En ces temps, quelle espérance peut nous donner le regard sur le Crucifix! Il peut s'agir de ce Crucifix que nous avons dans notre chambre ou dans une autre partie de la maison. Arrêtons-nous en silence, montrons-lui nos blessures intérieures, notre fatigue, nos soucis et mettons-les entre ses mains.

De cette façon, nous expérimenterons le pouvoir transformateur de l'Amour de Dieu, qui sur la Croix embrasse les faibles et les remplit d'espoir. Et nous deviendrons aussi un signe concret de l'amour de Dieu : dans nos familles, avec nos amis, dans tous les environnements dans lesquels nous évoluons ... Dans chacun de ces « lieux » nous pouvons être un signe concret d'espoir, si nous rejoignons Jésus sur la Croix et si nous ouvrons avec Lui nos bras aux autres.

Rendons grâces de manière spéciale ce Vendredi Saint pour la miséricorde divine qui vient à nous dans le sacrement de Pénitence. Précisément en cette période de prière et de pénitence plus intenses du Carême et de Pâques, de nombreuses personnes à travers le monde ne peuvent pas s'approcher la confession.

Dans cette circonstance si particulière, le Pape nous a conseillé, il y a quelques jours, de mettre en pratique ce que dit le Catéchisme de l'Église catholique sur les actes de contrition[1] : « si tu ne trouves pas un prêtre pour te confesser, parle à Dieu, qui est ton Père, et dis-lui la vérité : « Seigneur, j'ai fait ceci, ceci, ceci ... Pardonne-moi' » et demande-lui pardon de tout ton cœur, avec un acte de douleur et cette promesse : « Je me confesserai plus tard, mais pardonne-moi maintenant. »

Le Vendredi Saint, l'Église porte son attention sur le Lignum Crucis, l'arbre de la Croix. Dans la liturgie, nous prions : « Nous adorons ta Croix, Seigneur, et nous louons et glorifions ta sainte Résurrection. À travers le bois, la joie est venue au monde ».

La Croix rayonne d'espérance sur le monde entier. Là, nous voyons le Seigneur les bras ouverts, prêt à accueillir et à guérir nos faiblesses. Et là, nous voyons aussi la Vierge Marie.

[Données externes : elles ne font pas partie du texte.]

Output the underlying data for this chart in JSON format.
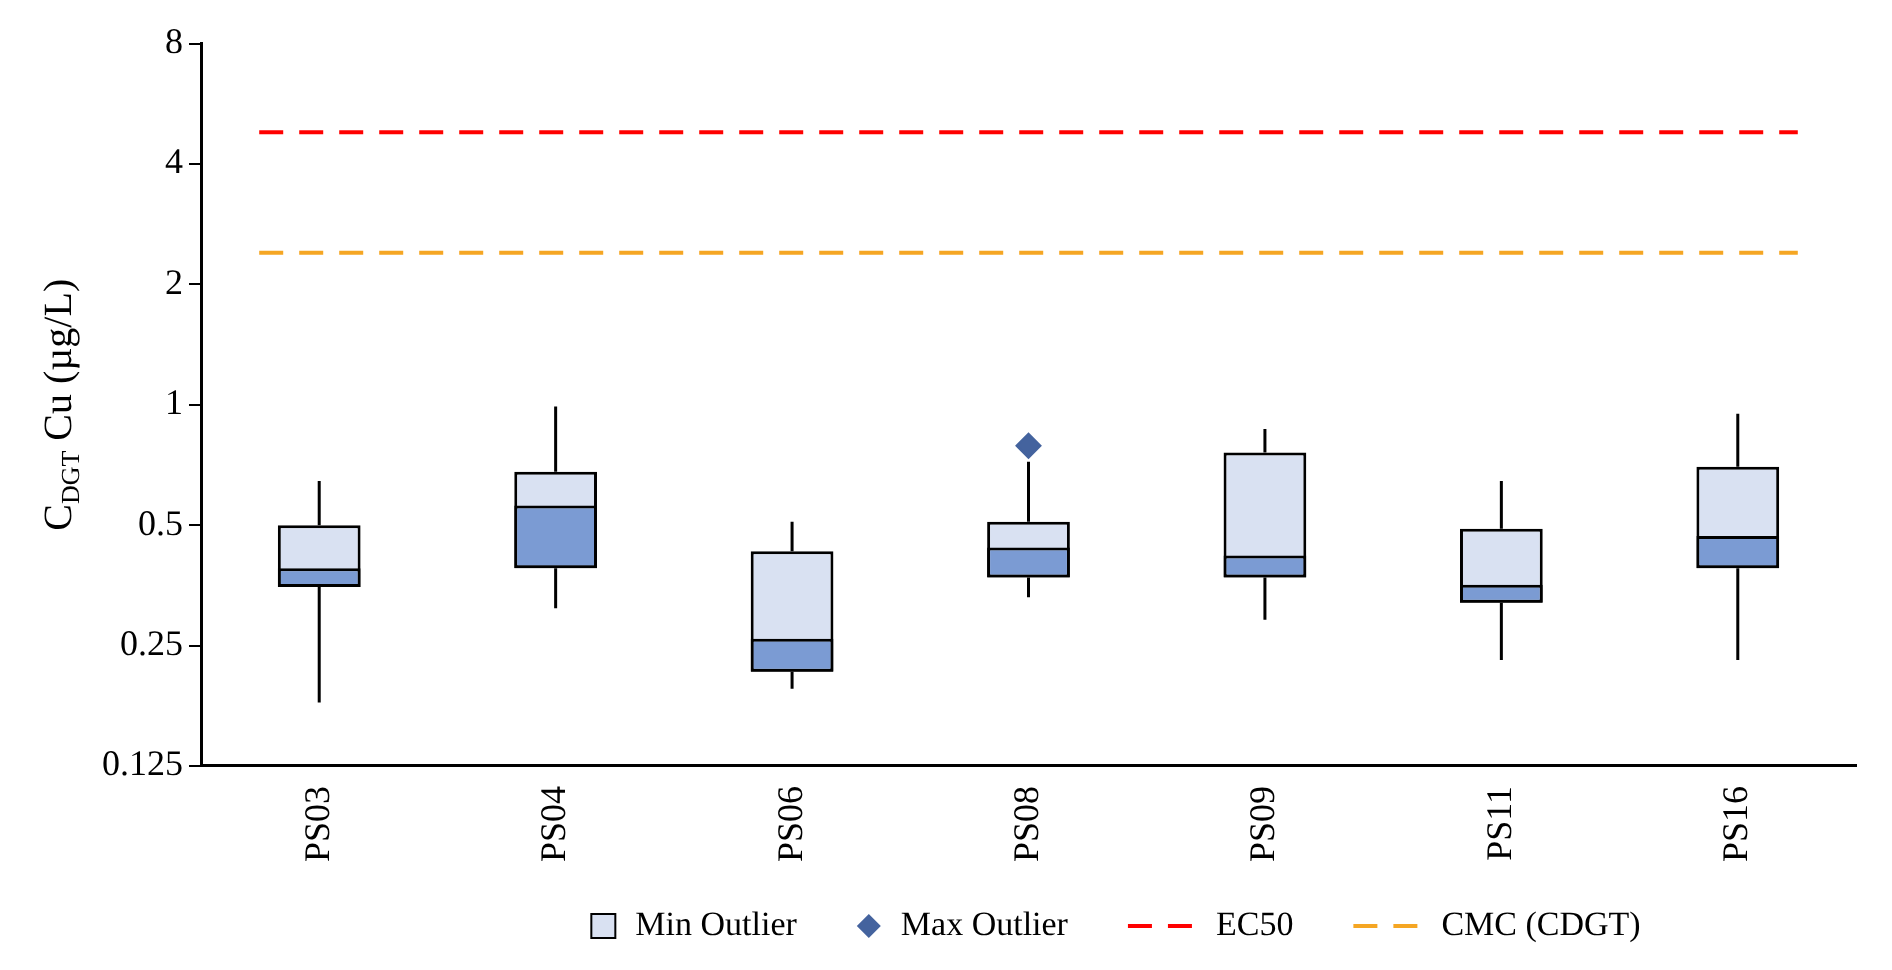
{
  "chart_data": {
    "type": "box",
    "ylabel": "C$_{DGT}$ Cu (µg/L)",
    "categories": [
      "PS03",
      "PS04",
      "PS06",
      "PS08",
      "PS09",
      "PS11",
      "PS16"
    ],
    "log": true,
    "ylim": [
      0.125,
      8
    ],
    "yticks": [
      0.125,
      0.25,
      0.5,
      1,
      2,
      4,
      8
    ],
    "grid": false,
    "legend": "bottom",
    "series": [
      {
        "color": "#7b9bd3",
        "colors": [
          "#d9e1f2",
          "#d9e1f2",
          "#d9e1f2",
          "#d9e1f2",
          "#d9e1f2",
          "#d9e1f2",
          "#d9e1f2"
        ],
        "boxes": [
          {
            "low": 0.18,
            "q1": 0.35,
            "median": 0.39,
            "q3": 0.5,
            "high": 0.645
          },
          {
            "low": 0.31,
            "q1": 0.39,
            "median": 0.56,
            "q3": 0.68,
            "high": 0.99
          },
          {
            "low": 0.195,
            "q1": 0.215,
            "median": 0.26,
            "q3": 0.43,
            "high": 0.51
          },
          {
            "low": 0.33,
            "q1": 0.37,
            "median": 0.44,
            "q3": 0.51,
            "high": 0.72
          },
          {
            "low": 0.29,
            "q1": 0.37,
            "median": 0.42,
            "q3": 0.76,
            "high": 0.87
          },
          {
            "low": 0.23,
            "q1": 0.32,
            "median": 0.355,
            "q3": 0.49,
            "high": 0.645
          },
          {
            "low": 0.23,
            "q1": 0.39,
            "median": 0.47,
            "q3": 0.7,
            "high": 0.95
          }
        ]
      },
      {
        "type": "scatter",
        "name": "Min Outlier",
        "color": "#d9e1f2",
        "marker": "square",
        "x": [
          "PS03"
        ],
        "values": [
          null
        ]
      },
      {
        "type": "scatter",
        "name": "Max Outlier",
        "color": "#44639e",
        "marker": "diamond",
        "x": [
          "PS08"
        ],
        "values": [
          0.79
        ]
      }
    ],
    "ref_lines": [
      {
        "axis": "y",
        "value": 4.8,
        "label": "EC50",
        "color": "#ff0000",
        "line_style": "dashed"
      },
      {
        "axis": "y",
        "value": 2.4,
        "label": "CMC (CDGT)",
        "color": "#f5a623",
        "line_style": "dashed"
      }
    ]
  }
}
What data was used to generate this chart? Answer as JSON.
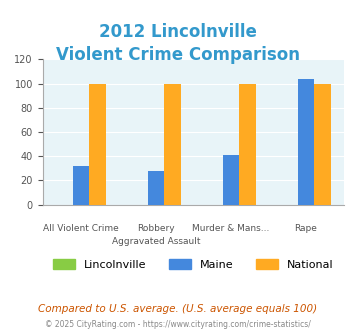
{
  "title_line1": "2012 Lincolnville",
  "title_line2": "Violent Crime Comparison",
  "title_color": "#3399cc",
  "cat_top": [
    "",
    "Robbery",
    "Murder & Mans...",
    ""
  ],
  "cat_bot": [
    "All Violent Crime",
    "Aggravated Assault",
    "",
    "Rape"
  ],
  "series": {
    "Lincolnville": [
      0,
      0,
      0,
      0
    ],
    "Maine": [
      32,
      28,
      41,
      104
    ],
    "National": [
      100,
      100,
      100,
      100
    ]
  },
  "colors": {
    "Lincolnville": "#88cc44",
    "Maine": "#4488dd",
    "National": "#ffaa22"
  },
  "ylim": [
    0,
    120
  ],
  "yticks": [
    0,
    20,
    40,
    60,
    80,
    100,
    120
  ],
  "background_color": "#e8f4f8",
  "grid_color": "#ffffff",
  "footnote": "Compared to U.S. average. (U.S. average equals 100)",
  "footnote2": "© 2025 CityRating.com - https://www.cityrating.com/crime-statistics/",
  "footnote_color": "#cc5500",
  "footnote2_color": "#888888"
}
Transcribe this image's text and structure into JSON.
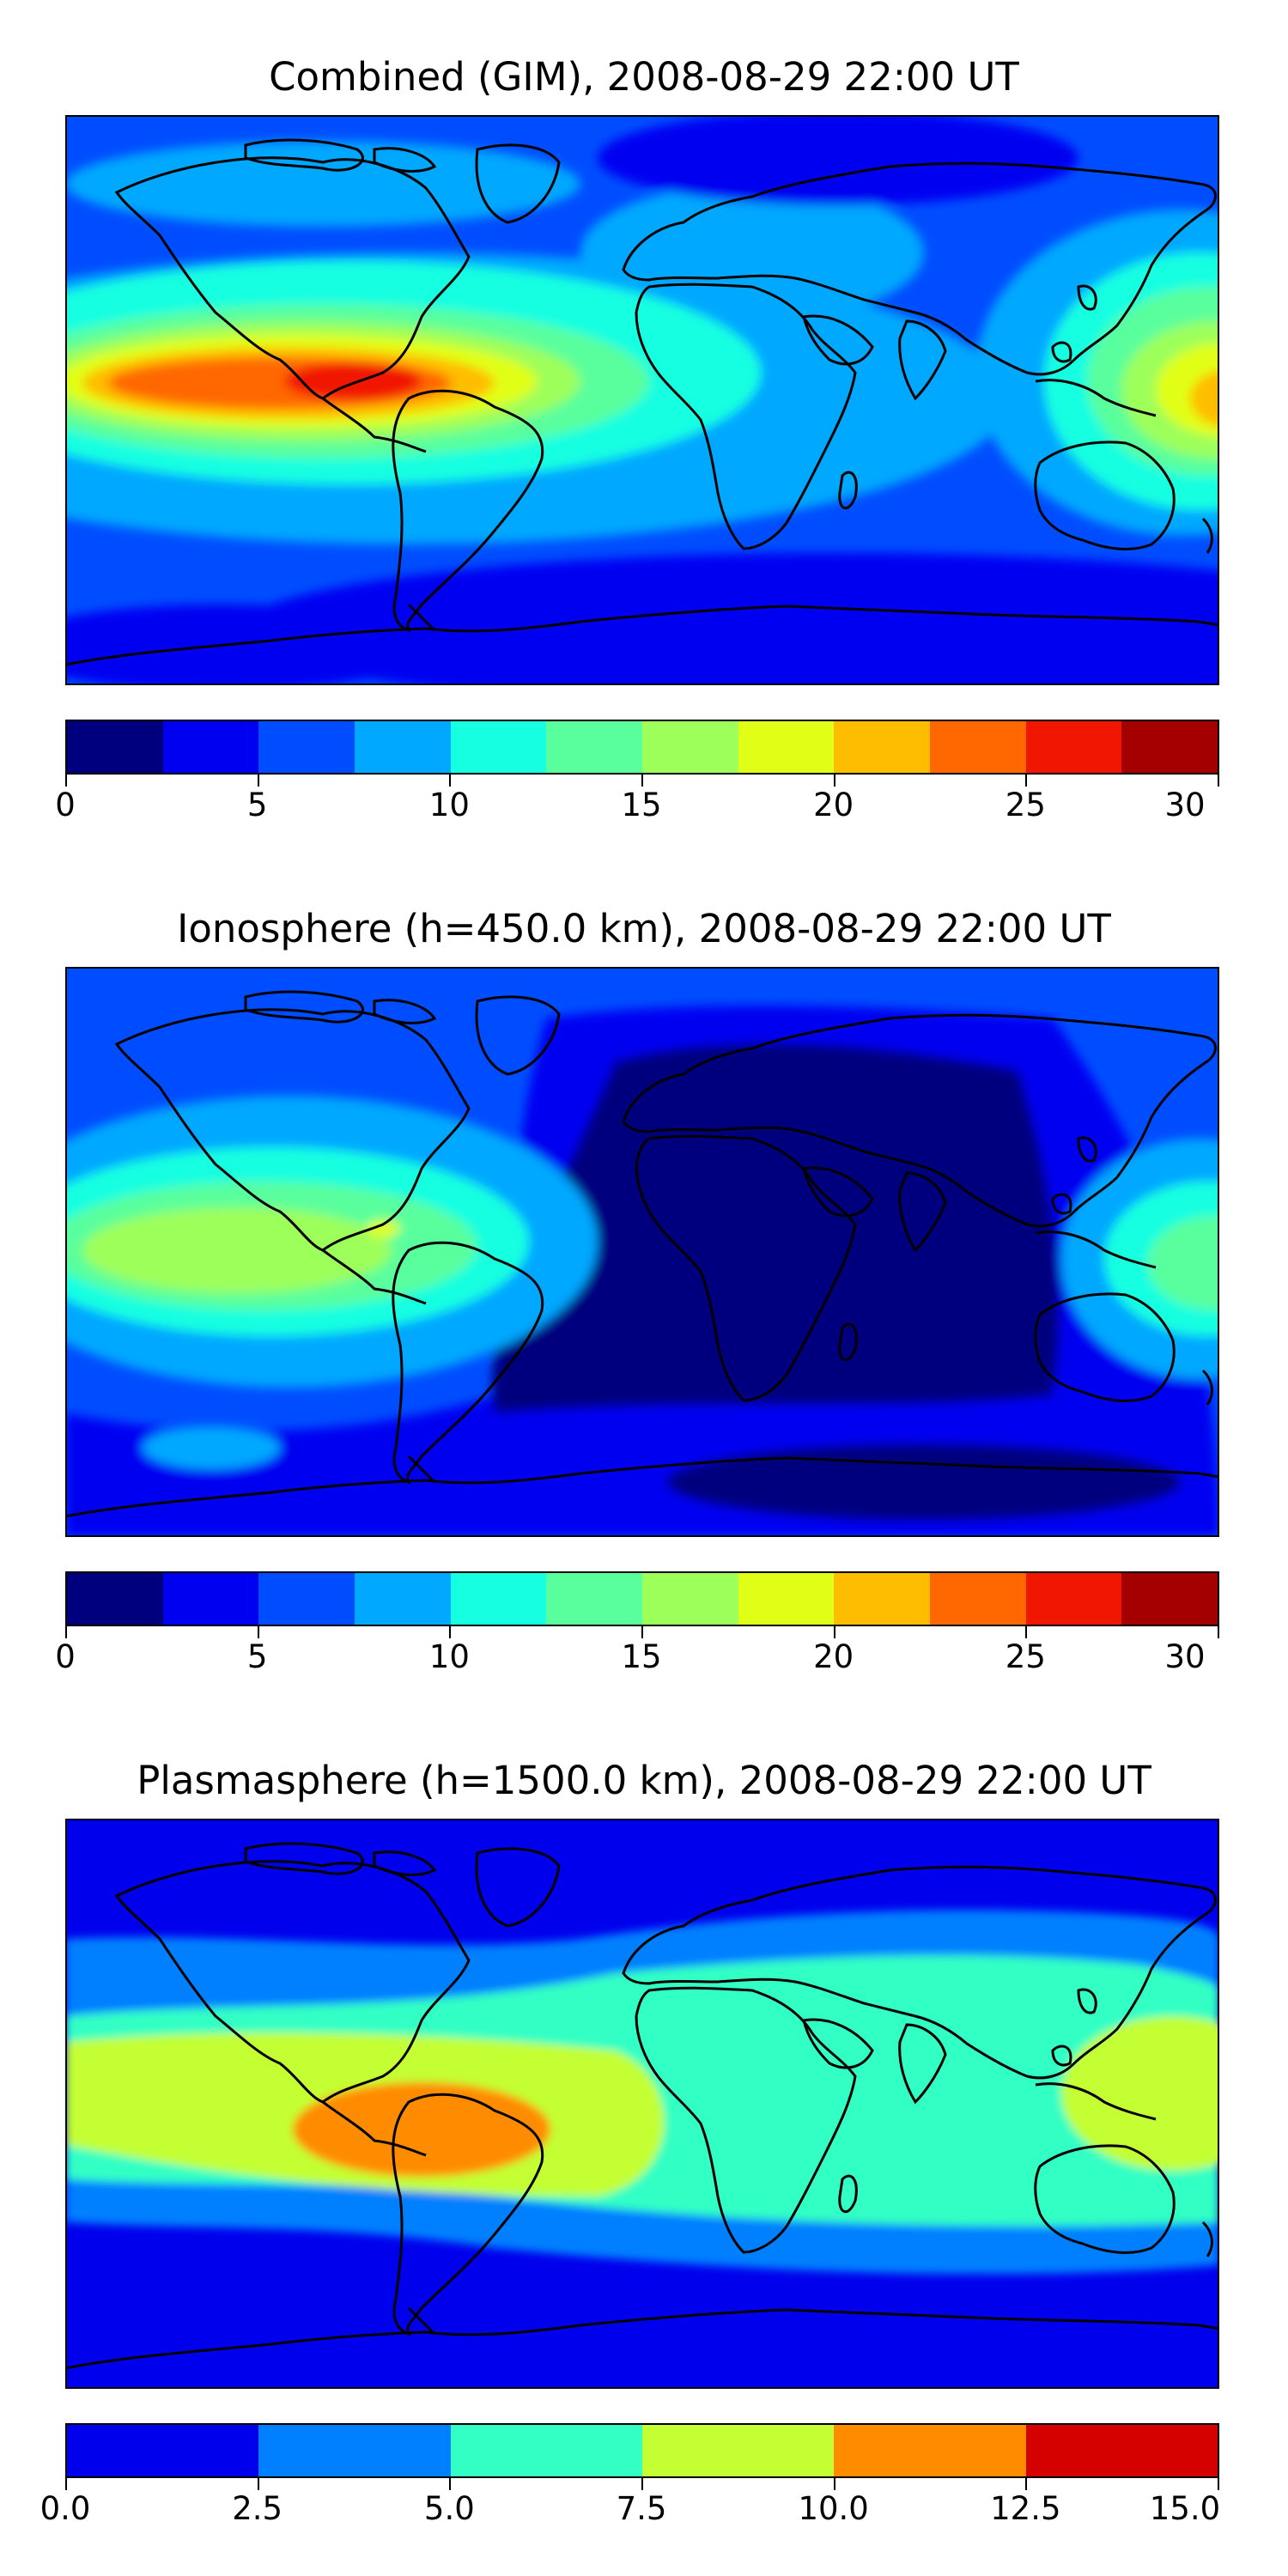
{
  "panels": [
    {
      "title": "Combined (GIM), 2008-08-29 22:00 UT",
      "colors": [
        "#00007f",
        "#0000f1",
        "#004dff",
        "#00a8ff",
        "#16ffe1",
        "#5aff9d",
        "#9dff5a",
        "#e1ff16",
        "#ffbd00",
        "#ff6800",
        "#f11600",
        "#a50000"
      ],
      "ticks": [
        "0",
        "5",
        "10",
        "15",
        "20",
        "25",
        "30"
      ]
    },
    {
      "title": "Ionosphere  (h=450.0 km), 2008-08-29 22:00 UT",
      "colors": [
        "#00007f",
        "#0000f1",
        "#004dff",
        "#00a8ff",
        "#16ffe1",
        "#5aff9d",
        "#9dff5a",
        "#e1ff16",
        "#ffbd00",
        "#ff6800",
        "#f11600",
        "#a50000"
      ],
      "ticks": [
        "0",
        "5",
        "10",
        "15",
        "20",
        "25",
        "30"
      ]
    },
    {
      "title": "Plasmasphere (h=1500.0 km), 2008-08-29 22:00 UT",
      "colors": [
        "#0000ec",
        "#0080ff",
        "#33ffc4",
        "#c3ff33",
        "#ff8c00",
        "#d50000"
      ],
      "ticks": [
        "0.0",
        "2.5",
        "5.0",
        "7.5",
        "10.0",
        "12.5",
        "15.0"
      ]
    }
  ]
}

Le Titien, après l'Ecce Homo, a peint « La Vierge douloureuse avec les mains ouvertes ».

Mater Dolorosa avec les mains ouvertes (1555) ; Musée du Prado (Madrid, Espagne)

Pendant des années, les deux tableaux ont été accrochés côte à côte sur le même mur. Lorsque la souffrance apparaît dans nos vies, lorsque nous regardons Jésus, nous nous saurons également toujours accompagnés par Marie. Nous lui demandons de nous aider à rester proches de la Croix, pour donner l'espérance à ceux qui nous entourent.